# Bonnie Malmstrom



## clfsean (Mar 14, 2007)

I posted this in the Ninjutsu section & sorry for the cross post, but Bonnie Malmstrom has passed away.

Anybody involved in the Bujinkan world should have at least had a chance to revel in her full of life spirit at least once. I had the utmost pleasure of being around her & Bud for 4 years (give or take) and being her tenent in their old house in Tucker for a year.

If you never did have a chance, you've unfortunately missed a splendid opportunity to see life lived as richly as anybody could ever hope live. 
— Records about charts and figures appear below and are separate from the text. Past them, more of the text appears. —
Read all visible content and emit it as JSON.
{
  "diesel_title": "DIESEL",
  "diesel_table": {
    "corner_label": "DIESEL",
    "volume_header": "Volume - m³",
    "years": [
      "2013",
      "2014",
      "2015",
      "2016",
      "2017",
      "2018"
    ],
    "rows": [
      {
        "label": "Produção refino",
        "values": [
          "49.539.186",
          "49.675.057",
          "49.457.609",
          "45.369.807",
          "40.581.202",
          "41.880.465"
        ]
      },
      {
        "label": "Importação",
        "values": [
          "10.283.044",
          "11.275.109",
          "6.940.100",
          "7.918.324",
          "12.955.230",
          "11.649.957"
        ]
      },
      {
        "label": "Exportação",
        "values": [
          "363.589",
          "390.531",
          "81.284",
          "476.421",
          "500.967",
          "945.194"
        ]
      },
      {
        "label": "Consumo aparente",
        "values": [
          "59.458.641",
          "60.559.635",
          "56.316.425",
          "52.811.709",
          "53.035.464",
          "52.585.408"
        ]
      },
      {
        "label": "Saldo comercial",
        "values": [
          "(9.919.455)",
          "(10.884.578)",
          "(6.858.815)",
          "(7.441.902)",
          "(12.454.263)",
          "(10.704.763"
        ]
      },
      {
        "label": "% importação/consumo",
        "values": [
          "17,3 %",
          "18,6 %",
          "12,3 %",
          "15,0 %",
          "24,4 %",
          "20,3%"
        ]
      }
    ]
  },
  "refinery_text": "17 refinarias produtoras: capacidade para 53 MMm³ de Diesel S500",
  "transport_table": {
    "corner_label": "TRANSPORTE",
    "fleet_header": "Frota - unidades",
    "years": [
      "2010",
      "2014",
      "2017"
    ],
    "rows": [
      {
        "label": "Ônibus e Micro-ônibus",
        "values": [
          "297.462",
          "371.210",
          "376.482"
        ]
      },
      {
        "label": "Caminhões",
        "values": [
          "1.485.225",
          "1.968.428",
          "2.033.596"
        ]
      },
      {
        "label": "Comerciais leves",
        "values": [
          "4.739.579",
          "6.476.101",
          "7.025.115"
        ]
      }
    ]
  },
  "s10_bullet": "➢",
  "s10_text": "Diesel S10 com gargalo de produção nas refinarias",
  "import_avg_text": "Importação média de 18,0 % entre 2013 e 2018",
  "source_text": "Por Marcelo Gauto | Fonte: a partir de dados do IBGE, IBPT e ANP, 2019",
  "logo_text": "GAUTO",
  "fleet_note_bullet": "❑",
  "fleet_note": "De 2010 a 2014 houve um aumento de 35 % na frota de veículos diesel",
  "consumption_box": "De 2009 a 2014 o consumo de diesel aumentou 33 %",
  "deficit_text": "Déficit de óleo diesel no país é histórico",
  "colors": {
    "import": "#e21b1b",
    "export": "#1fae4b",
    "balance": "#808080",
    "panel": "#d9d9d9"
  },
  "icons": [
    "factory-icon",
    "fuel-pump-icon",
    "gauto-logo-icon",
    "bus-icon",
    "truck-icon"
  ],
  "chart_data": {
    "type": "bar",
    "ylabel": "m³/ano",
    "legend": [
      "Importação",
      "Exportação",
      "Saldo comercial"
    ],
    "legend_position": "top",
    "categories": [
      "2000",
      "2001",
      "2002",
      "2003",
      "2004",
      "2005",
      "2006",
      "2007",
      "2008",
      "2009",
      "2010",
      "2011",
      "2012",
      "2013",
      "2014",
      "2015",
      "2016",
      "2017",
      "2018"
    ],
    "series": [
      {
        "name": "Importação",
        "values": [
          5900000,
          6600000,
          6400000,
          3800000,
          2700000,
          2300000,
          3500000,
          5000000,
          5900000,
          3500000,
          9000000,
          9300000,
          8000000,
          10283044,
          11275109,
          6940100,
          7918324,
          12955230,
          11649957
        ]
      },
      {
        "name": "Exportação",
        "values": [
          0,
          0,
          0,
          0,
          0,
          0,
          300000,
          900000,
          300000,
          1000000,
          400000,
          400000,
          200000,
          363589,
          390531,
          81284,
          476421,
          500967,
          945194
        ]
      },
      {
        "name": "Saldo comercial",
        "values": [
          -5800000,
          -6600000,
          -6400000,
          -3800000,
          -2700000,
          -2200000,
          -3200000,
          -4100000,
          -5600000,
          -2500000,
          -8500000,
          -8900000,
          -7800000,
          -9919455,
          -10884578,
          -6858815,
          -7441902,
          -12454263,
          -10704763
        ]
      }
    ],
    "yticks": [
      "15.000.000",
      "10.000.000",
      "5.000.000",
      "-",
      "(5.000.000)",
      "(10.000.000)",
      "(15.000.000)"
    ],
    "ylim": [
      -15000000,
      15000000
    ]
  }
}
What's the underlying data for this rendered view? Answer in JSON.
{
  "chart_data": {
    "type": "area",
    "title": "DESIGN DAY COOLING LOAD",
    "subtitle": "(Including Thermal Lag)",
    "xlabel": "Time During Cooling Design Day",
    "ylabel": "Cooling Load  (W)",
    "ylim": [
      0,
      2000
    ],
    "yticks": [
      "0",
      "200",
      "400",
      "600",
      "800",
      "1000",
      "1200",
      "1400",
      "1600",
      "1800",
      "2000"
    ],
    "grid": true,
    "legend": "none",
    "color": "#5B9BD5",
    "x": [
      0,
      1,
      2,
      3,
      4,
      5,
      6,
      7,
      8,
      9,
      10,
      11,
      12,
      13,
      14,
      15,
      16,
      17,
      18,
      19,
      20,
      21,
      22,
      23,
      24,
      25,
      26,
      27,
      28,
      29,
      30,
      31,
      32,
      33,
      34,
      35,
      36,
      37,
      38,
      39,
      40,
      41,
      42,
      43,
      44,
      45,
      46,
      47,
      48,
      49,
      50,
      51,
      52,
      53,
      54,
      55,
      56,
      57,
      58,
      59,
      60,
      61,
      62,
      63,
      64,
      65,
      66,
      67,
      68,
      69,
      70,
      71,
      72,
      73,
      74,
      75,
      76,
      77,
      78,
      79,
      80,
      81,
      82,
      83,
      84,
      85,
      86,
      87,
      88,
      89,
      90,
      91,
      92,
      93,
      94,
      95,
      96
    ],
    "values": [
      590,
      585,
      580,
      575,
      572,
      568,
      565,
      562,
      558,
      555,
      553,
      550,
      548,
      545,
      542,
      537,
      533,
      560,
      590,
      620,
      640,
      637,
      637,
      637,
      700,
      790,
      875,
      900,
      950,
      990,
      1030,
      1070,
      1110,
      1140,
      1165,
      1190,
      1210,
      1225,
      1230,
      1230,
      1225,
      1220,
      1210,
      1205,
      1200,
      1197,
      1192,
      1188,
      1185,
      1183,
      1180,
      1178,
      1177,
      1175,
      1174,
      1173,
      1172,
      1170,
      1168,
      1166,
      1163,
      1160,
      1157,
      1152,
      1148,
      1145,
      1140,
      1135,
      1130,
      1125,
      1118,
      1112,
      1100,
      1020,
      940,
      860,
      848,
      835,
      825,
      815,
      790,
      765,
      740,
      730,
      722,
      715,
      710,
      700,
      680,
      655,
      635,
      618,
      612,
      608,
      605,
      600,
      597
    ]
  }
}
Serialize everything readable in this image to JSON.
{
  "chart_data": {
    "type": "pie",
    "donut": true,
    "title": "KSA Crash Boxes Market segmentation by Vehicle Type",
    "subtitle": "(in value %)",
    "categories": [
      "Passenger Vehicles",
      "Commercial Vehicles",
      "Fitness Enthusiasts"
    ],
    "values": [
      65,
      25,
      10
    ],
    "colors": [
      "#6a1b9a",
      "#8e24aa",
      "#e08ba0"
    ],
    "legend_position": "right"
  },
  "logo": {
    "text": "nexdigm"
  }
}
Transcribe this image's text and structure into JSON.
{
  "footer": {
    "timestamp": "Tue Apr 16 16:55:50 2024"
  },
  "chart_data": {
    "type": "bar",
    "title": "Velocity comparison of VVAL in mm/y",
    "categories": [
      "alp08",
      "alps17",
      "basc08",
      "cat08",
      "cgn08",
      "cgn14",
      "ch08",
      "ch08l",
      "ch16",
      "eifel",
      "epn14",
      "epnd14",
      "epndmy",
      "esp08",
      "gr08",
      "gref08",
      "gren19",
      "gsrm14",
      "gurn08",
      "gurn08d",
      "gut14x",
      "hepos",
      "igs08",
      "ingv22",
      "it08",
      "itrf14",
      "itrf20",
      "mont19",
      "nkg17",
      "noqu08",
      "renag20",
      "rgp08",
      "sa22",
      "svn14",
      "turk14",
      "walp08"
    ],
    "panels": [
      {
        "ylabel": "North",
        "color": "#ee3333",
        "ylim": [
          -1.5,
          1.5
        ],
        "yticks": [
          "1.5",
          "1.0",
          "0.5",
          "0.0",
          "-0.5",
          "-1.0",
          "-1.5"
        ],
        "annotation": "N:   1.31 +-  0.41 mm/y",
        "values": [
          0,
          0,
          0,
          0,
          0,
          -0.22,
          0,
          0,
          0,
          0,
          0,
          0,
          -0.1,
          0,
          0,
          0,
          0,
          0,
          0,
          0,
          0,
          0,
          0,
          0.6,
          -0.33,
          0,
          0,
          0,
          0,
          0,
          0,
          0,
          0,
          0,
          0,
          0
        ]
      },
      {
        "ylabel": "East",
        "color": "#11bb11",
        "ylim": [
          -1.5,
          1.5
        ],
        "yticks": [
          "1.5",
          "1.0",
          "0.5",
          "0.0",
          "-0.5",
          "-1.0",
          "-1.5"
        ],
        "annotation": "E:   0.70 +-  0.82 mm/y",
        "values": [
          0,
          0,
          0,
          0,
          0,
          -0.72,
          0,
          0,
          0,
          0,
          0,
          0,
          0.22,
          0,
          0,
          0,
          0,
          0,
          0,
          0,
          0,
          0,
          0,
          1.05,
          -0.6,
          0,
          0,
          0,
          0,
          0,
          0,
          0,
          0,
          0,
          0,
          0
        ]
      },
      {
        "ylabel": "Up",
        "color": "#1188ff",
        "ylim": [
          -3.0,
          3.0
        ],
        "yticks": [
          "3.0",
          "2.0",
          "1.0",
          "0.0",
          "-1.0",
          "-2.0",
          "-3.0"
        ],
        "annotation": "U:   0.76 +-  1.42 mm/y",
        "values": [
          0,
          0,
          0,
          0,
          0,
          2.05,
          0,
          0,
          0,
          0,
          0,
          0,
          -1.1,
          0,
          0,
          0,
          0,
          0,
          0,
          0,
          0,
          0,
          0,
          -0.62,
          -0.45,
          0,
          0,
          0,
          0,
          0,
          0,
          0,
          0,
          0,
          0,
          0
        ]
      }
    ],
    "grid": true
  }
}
Send your prayers & good thoughts to Bud. I know he'll appreciate them.


----------



## Tames D (Mar 14, 2007)

.


----------



## MJS (Mar 14, 2007)

.:asian:


----------



## Bigshadow (Mar 14, 2007)

I have heard of Bonnie but have met neither her or Bud.  My condolences to Bud and family. :asian:


----------



## Brian R. VanCise (Mar 14, 2007)

My heart and well wishes go out to the Malstrom family!

:asian:


----------



## shesulsa (Mar 14, 2007)

.


----------



## Kreth (Mar 14, 2007)

My condolences go out to Bud and the rest of the family. I remembering running into Bonnie at a trade show several years ago. We spent some time joking about how Bud had tossed me around like a rag doll at a seminar of his I had attended the weekend before.


----------



## Carol (Mar 14, 2007)

:asian:


----------



## arnisador (Mar 14, 2007)

.


----------



## jdinca (Mar 14, 2007)

.


----------



## Don Roley (Mar 15, 2007)

I met her. She would not have remembered me unless she had a great memory for who translated at any particular time. But I do remember her. She was very memorable with her life and her enthusiasm. I don't have a single memory of her without a smile on her face. Her voice was always cheery it seems. Of course, I am sure she had bad days. But she never failed to lift the spirit of the room when I was around.

:asian:


----------



## terryl965 (Mar 15, 2007)

:asian:


----------



## Drac (Mar 15, 2007)

:asian:


----------



## rutherford (Mar 15, 2007)

:asian:


----------



## Jade Tigress (Mar 15, 2007)

.


----------



## 14 Kempo (Mar 15, 2007)

Condolences to the family


----------



## IcemanSK (Mar 19, 2007)

:asian:


----------



## donald (Mar 21, 2007)

My prayers go up for Mr.Malmstrom, and all those who are grieving...

1stJohn1:9


----------